Sin embargo, dejadas a su suerte, esas células madre esqueléticas activadas regeneraron fibrocartílago en la articulación. Pero, ¿qué pasaría si el proceso de curación después de una microfractura pudiera dirigirse hacia el desarrollo del cartílago y alejarse del fibrocartílago? Los investigadores sabían que a medida que se desarrolla el hueso, las células deben pasar primero por una etapa de cartílago antes de convertirse en hueso. Tenían la idea de que podrían alentar a las células madre esqueléticas en la articulación a comenzar un camino hacia convertirse en hueso, pero detener el proceso en la etapa del cartílago.

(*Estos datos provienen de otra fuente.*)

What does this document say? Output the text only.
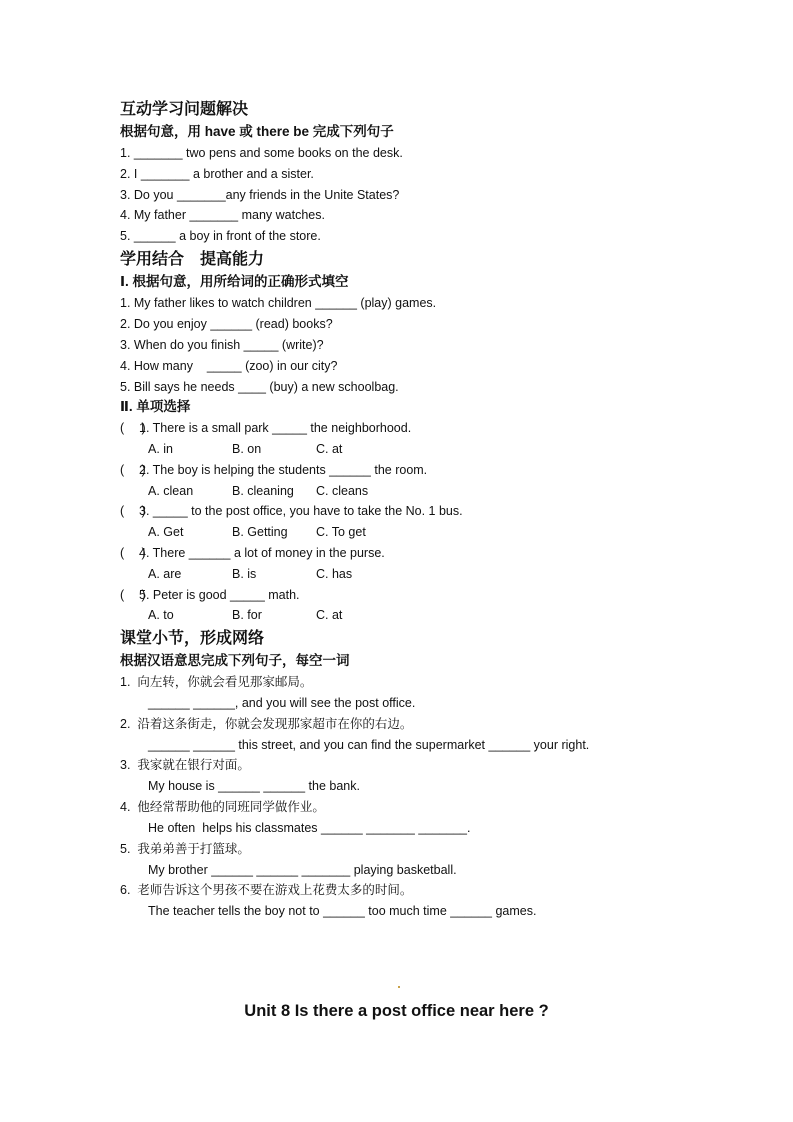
互动学习问题解决
根据句意，用 have 或 there be 完成下列句子
1. _______ two pens and some books on the desk.
2. I _______ a brother and a sister.
3. Do you _______any friends in the Unite States?
4. My father _______ many watches.
5. ______ a boy in front of the store.
学用结合　提高能力
Ⅰ. 根据句意，用所给词的正确形式填空
1. My father likes to watch children ______ (play) games.
2. Do you enjoy ______ (read) books?
3. When do you finish _____ (write)?
4. How many    _____ (zoo) in our city?
5. Bill says he needs ____ (buy) a new schoolbag.
Ⅱ. 单项选择
(     )
1. There is a small park _____ the neighborhood.
A. in	B. on	C. at
(     )
2. The boy is helping the students ______ the room.
A. clean	B. cleaning C. cleans
(     )
3. _____ to the post office, you have to take the No. 1 bus.
A. Get	B. Getting C. To get
(     )
4. There ______ a lot of money in the purse.
A. are	B. is	C. has
(     )
5. Peter is good _____ math.
A. to	B. for	C. at
课堂小节，形成网络
根据汉语意思完成下列句子，每空一词
1.  向左转，你就会看见那家邮局。
______ ______, and you will see the post office.
2.  沿着这条街走，你就会发现那家超市在你的右边。
______ ______ this street, and you can find the supermarket ______ your right.
3.  我家就在银行对面。
My house is ______ ______ the bank.
4.  他经常帮助他的同班同学做作业。
He often  helps his classmates ______ _______ _______.
5.  我弟弟善于打篮球。
My brother ______ ______ _______ playing basketball.
6.  老师告诉这个男孩不要在游戏上花费太多的时间。
The teacher tells the boy not to ______ too much time ______ games.
Unit 8 Is there a post office near here ?
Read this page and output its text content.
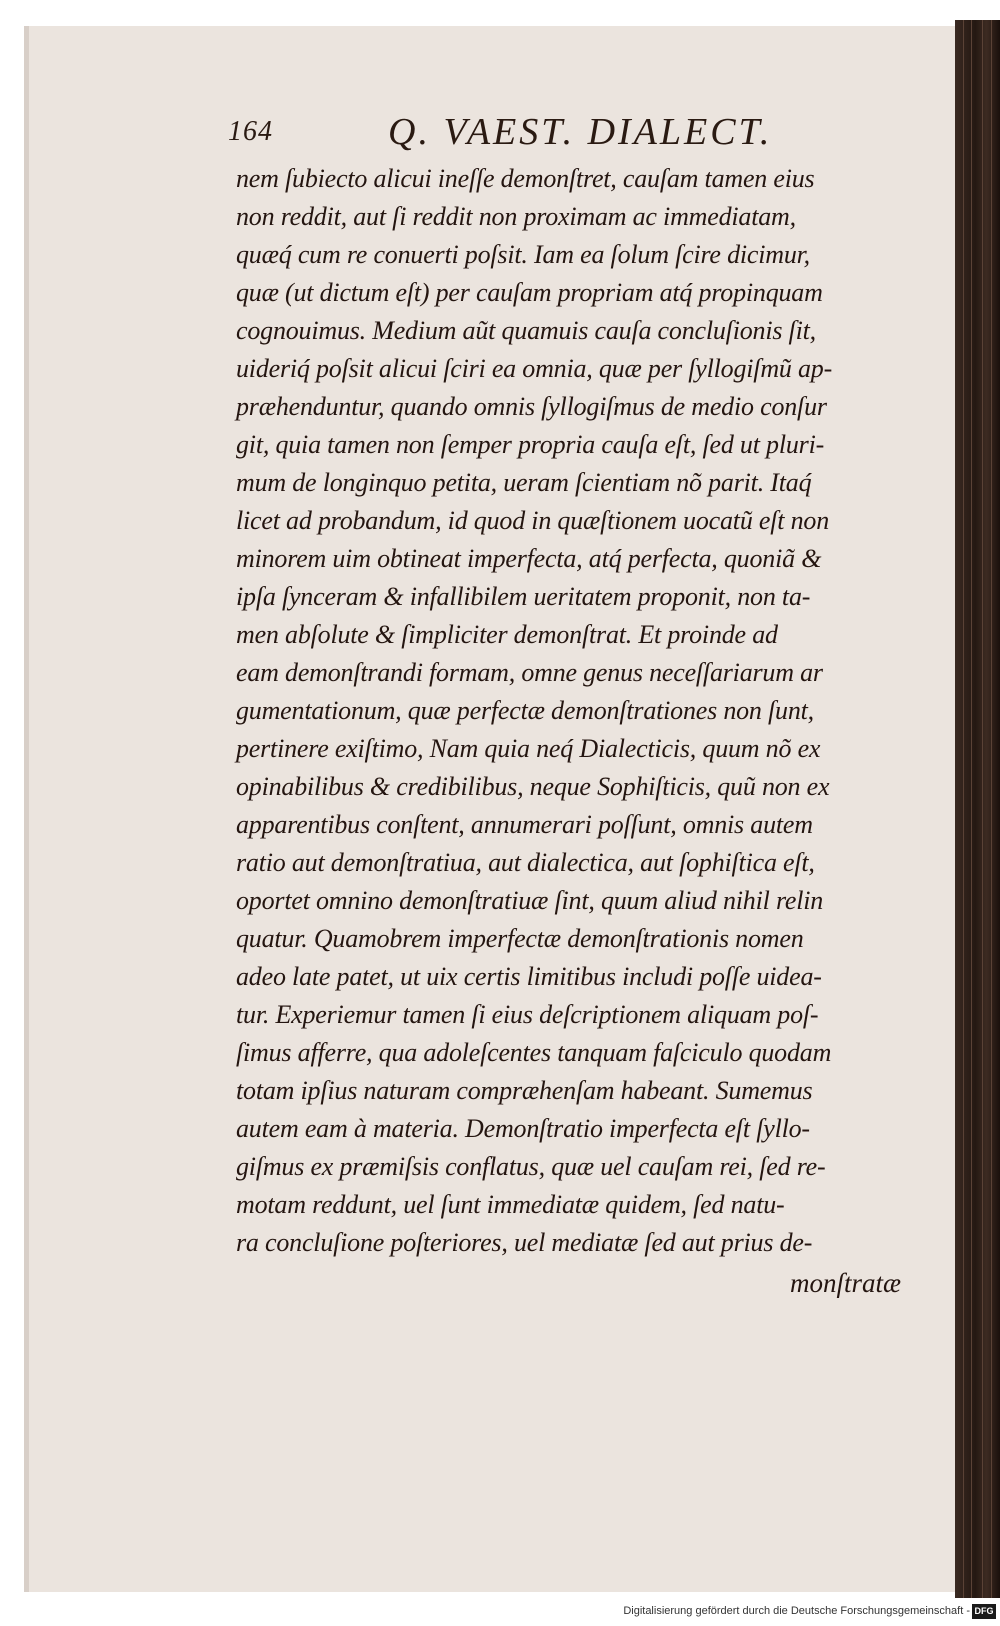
164	Q. VAEST. DIALECT.
nem ſubiecto alicui ineſſe demonſtret, cauſam tamen eius
non reddit, aut ſi reddit non proximam ac immediatam,
quæq́ cum re conuerti poſsit. Iam ea ſolum ſcire dicimur,
quæ (ut dictum eſt) per cauſam propriam atq́ propinquam
cognouimus. Medium aũt quamuis cauſa concluſionis ſit,
uideriq́ poſsit alicui ſciri ea omnia, quæ per ſyllogiſmũ ap-
præhenduntur, quando omnis ſyllogiſmus de medio conſur
git, quia tamen non ſemper propria cauſa eſt, ſed ut pluri-
mum de longinquo petita, ueram ſcientiam nõ parit. Itaq́
licet ad probandum, id quod in quæſtionem uocatũ eſt non
minorem uim obtineat imperfecta, atq́ perfecta, quoniã &
ipſa ſynceram & infallibilem ueritatem proponit, non ta-
men abſolute & ſimpliciter demonſtrat. Et proinde ad
eam demonſtrandi formam, omne genus neceſſariarum ar
gumentationum, quæ perfectæ demonſtrationes non ſunt,
pertinere exiſtimo, Nam quia neq́ Dialecticis, quum nõ ex
opinabilibus & credibilibus, neque Sophiſticis, quũ non ex
apparentibus conſtent, annumerari poſſunt, omnis autem
ratio aut demonſtratiua, aut dialectica, aut ſophiſtica eſt,
oportet omnino demonſtratiuæ ſint, quum aliud nihil relin
quatur. Quamobrem imperfectæ demonſtrationis nomen
adeo late patet, ut uix certis limitibus includi poſſe uidea-
tur. Experiemur tamen ſi eius deſcriptionem aliquam poſ-
ſimus afferre, qua adoleſcentes tanquam faſciculo quodam
totam ipſius naturam compræhenſam habeant. Sumemus
autem eam à materia. Demonſtratio imperfecta eſt ſyllo-
giſmus ex præmiſsis conflatus, quæ uel cauſam rei, ſed re-
motam reddunt, uel ſunt immediatæ quidem, ſed natu-
ra concluſione poſteriores, uel mediatæ ſed aut prius de-
monſtratæ
Digitalisierung gefördert durch die Deutsche Forschungsgemeinschaft - DFG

Los investigadores utilizaron una poderosa molécula llamada proteína morfogenética ósea 2 (BMP2) para iniciar la formación ósea después de la microfractura, pero luego detuvieron el proceso a la mitad con una molécula que bloqueó otra molécula de señalización importante en la formación ósea, llamada factor de crecimiento endotelial vascular (VEGF). “Lo que obtuvimos fue un cartílago que está hecho del mismo tipo de células que el cartílago natural con propiedades mecánicas comparables, a diferencia del fibrocartílago que normalmente obtenemos”, dijo Chan. «También restauró la movilidad a los ratones osteoartríticos y redujo significativamente su dolor». Como prueba del principio de que esto también podría funcionar en humanos, los investigadores transfirieron tejido humano a ratones que fueron criados para no rechazar el tejido, y pudieron demostrar que las células madre esqueléticas humanas podrían dirigirse hacia el desarrollo óseo pero detenerse en el cartílago.